Pas question pour autant de dire qu’il ne faut pas s’intéresser à la gouvernance. Au contraire: Alfredo De Massis est convaincu qu’elle est plus importante que jamais pour les entreprises familiales. «Sur la question de la gestion et de la gouvernance, il faut travailler de façon méticuleuse, souligne-t-il. Parce que si vous réussissez à trouver les bons critères, les bonnes politiques et les bonnes structures, vous pouvez aboutir à une situation idéale, où vous profitez des avantages des entreprises familiales en contournant leurs inconvénients.»

Revenant à l’innovation, Alfredo De Massis affirme que, même si l’idée semble saugrenue, c’est souvent en regardant en arrière qu’on se prépare à l’avenir. Les entreprises familiales qui y parviennent le mieux sont celles qui, selon lui, «savent faire en sorte que le passé et leur histoire résonnent dans toute l’entreprise, du plus haut dirigeant au plus simple employé». C’est aussi une excellente manière de concilier les orientations temporelles des différentes générations, qui permet de déboucher sur ce qu’il appelle une «recombinaison», c’est-à-dire «la capacité d’associer des éléments anciens à des connaissances nouvelles pour recontextualiser le passé et produire quelque chose de nouveau». C’est l’essence même de ce qu’il appelle la «tradition comme pilier de l’innovation».

Le concept de «richesse socio-émotionnelle» fait référence à une forme de richesse non financière, qui comprend des éléments intangibles comme l’identité de la famille et l’attachement à l’entreprise. Alfredo De Massis rappelle que les chefs d’entreprises familiales ont aussi d’autres objectifs «non financiers» en tête: «proposer des postes aux plus jeunes, faire en sorte que la famille ne perde pas le contrôle ou protéger la réputation de l’entreprise».

Ils abordent donc le risque et l’innovation avec ces objectifs non financiers à l’esprit, sans jamais oublier la richesse socio-émotionnelle. «En général, quand on investit, on le fait dans quelque chose de risqué et d’incertain, souligne-t-il. Dans les entreprises familiales, on ne prend pas de décisions qui puissent menacer la richesse socio-émotionnelle.» Une limite implicite qui peut parfois les dissuader de s’associer à des investisseurs en venture capital, des banques ou des business angels, qui sont souvent vecteurs d’innovation dans d’autres entreprises.

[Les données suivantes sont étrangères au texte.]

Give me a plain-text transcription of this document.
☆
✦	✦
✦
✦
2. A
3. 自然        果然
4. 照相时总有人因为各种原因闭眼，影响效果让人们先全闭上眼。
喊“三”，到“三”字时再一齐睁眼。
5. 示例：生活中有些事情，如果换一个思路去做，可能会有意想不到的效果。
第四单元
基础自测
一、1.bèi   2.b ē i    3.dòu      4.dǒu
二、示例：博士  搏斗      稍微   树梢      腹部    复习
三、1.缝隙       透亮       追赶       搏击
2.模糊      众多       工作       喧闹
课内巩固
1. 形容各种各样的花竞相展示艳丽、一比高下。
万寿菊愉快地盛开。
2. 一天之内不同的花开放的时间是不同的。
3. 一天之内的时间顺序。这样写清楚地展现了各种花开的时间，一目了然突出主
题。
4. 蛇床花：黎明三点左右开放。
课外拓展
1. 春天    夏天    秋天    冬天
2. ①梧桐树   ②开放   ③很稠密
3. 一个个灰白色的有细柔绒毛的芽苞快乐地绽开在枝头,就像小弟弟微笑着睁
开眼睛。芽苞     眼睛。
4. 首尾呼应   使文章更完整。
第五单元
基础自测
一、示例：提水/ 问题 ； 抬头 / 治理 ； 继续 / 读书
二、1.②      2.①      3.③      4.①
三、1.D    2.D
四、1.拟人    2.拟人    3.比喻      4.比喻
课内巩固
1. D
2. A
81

A cela s’ajoute la volonté de ne pas «laisser sortir l’argent par les fenêtres». Autrement dit, selon Alfredo De Massis, les chefs d’entreprises familiales «prennent des décisions financées par le patrimoine de la famille: ils investissent donc dans l’innovation et la R&D avec parcimonie».

Plus de réticence à s’associer à certains types d’investisseurs et plus de prudence dans les dépenses: à quoi l’innovation ressemble-t-elle dans les entreprises familiales? A quelque chose qui s’envisage à très long terme. Les entreprises familiales s’inscrivent souvent dans le temps long, et c’est d’ailleurs ce qu’Alfredo De Massis a constaté. «Un jour, le chef d’une entreprise familiale m’a dit: Quand je prends une décision, je sais que mes petits-enfants n’en profiteront pas, ce sont leurs enfants qui en bénéficieront», se souvient-il. Quand certains s’interrogent sur l’impact de l’innovation à cinq ans, peut-être dix tout au plus, les entreprises familiales réfléchissent en termes de générations.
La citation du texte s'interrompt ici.